Is The Water Safe? New Report Delves Into Cyber Threats Against Critical Infrastructure Utilities
A new report from Semperis looks at how threat actors are compromising utilities, and how they and other organizations can shore up their cyber resilience.
In October 2024, one of the largest water utilities in the U.S. — New Jersey-based American Water — disclosed that it had been subject to a cyberattack.
“On Thursday, October 3, 2024, American Water learned of unauthorized activity in our computer networks and systems. This activity has since been determined to be the result of a cybersecurity incident,” American Water said in a post on its site at the time.
While the company assured customers that their water was safe to drink, the attack caused major disruption, temporarily shutting down customer services, billing and other operations.
Threats to critical infrastructure continue to increase. A new report from Semperis, which provides defenses for threats against Microsoft AD and Entra ID systems, reveals how vulnerable two critical utilities, water and electric, are to cyberattacks and how they and other organizations can shore up their cyber resilience.
Cyber Threats Against Utilities Report’s Key Findings
Semperis’ report, “The State of Critical Infrastructure Resilience, Evaluating Cyber Threats to Water and Electric Utilities,” revealed several key findings related to cyber threats against utilities. Among a survey of IT and “security professionals at 350 water treatment plants and electricity operators in the US and UK,” according to the report, here are the major takeaways:
- Sixty-two percent said their organizations had been targeted by threat actors in the past 12 months. Eighty percent of them said they were targeted multiple times.
Although American Water is a large utility, it’s the smaller ones that are most vulnerable.
Often, “the small water utility in the town ... the infrastructure is old. The technology that they’re using is old,” Sean Deuby, principal technologist, North America at Semperis, told MES Computing.
- Among those surveyed, 59 percent confirmed that nation-state threat actors were behind the attacks.
“Nation-states have increasingly realized that not just the routines of daily life but the engine of commerce and the nation’s confidence depend on digital infrastructure working as expected,” said Chris Inglis, former U.S. national cyber director and Semperis strategic adviser, in a statement in the report.
“By penetrating our critical infrastructure,” nation-state threat actors including China and North Korea, can further “their strategic goals, the theft of intellectual property. [Attacks] jump starts their technology and their economy, because they don’t have to invent the technology.

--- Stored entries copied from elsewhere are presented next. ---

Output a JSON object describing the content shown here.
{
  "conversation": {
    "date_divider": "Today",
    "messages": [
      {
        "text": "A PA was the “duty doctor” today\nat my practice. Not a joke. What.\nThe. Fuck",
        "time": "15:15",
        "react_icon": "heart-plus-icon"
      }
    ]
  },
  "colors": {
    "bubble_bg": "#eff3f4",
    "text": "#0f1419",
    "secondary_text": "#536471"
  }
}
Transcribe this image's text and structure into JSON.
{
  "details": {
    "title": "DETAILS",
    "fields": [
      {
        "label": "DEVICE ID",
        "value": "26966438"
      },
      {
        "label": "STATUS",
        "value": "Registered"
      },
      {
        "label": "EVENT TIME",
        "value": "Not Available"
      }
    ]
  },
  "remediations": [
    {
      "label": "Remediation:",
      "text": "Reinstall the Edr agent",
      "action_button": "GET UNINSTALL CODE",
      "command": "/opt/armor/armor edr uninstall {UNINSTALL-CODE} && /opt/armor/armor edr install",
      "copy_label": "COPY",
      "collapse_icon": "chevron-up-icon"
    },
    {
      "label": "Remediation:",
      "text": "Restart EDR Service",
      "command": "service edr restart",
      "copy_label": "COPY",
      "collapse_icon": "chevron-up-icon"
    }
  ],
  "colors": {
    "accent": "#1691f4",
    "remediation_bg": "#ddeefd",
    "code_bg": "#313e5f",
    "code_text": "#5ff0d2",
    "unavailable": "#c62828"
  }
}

They simply steal it,” Deuby said.
- Fifty-seven percent said that the attacks disrupted operations, and 54 percent said the attacks caused permanent destruction or corruption of data or systems.
Majority Of Attacks Involved Compromising Identity Systems
The reports also revealed that among those utilities attacked, 82 percent were compromised via an identity platform like Active Directory, Entra ID and Okta.
“Active Directory’s primary role in most cyberattacks likely makes it a key factor in every other risk that respondents identified,” the report stated.
“Active Directory is as of February 17, a quarter of a century old ... it has shown a few wrinkles in its age,” Deuby said.
“One of the reasons [AD] is targeted by the bad guys, because it’s everywhere ... it’s a foundational component to this day of companies’ infrastructure,” he added.
Microsoft Active Directory use “is so common that approximately 90% of the Global Fortune 1000 companies use it as a primary method to provide seamless authentication and authorization,” according to a report from business consulting firm Frost & Sullivan.
How Utilities (And Midmarket Companies) Can Harden Their ID Platform Security
Semperis, of course, offers a platform to protect AD and Entra ID systems.
“What we do is we protect the Microsoft ecosystem, the Microsoft identity ecosystem ... Active Directory on premises and Entra ID in the cloud ... all the way the NIST cybersecurity framework, in other words, before an attack, during an attack and after an attack,” Deuby said.
"Before the attack, you want to obviously reduce the vulnerabilities that are in your environment. We have both a commercial solution, Directory Services Protector and a community tool that analyzes Active Directory for more than 150 different indicators of exposure or indicators of compromise,” he continued.
The report authors also offered ways organizations can up their cyber resilience:
- Identify Tier 0 infrastructure components, what is essential to recover after an attack?
- Prioritize incident response and recovery; identity which functions are mission critical (Tier 1), which are business critical (Tier 2), and then the rest of the business functions (Tier 3).
- Document response and recovery processes but also practice them.
- Focus on secure recovery, not just fast recovery.
“Cyber resilience isn’t just about technology — it’s about people, processes, and the ability to act decisively when everything is on the line,” said Semperis CEO Mickey Bresman in a statement. “Response times to cyberthreats will be faster if organizations assume that adversaries are already in their networks and have a documented and tested recovery and resilience plan that is ready to deploy at a moment’s notice,” the statement also read.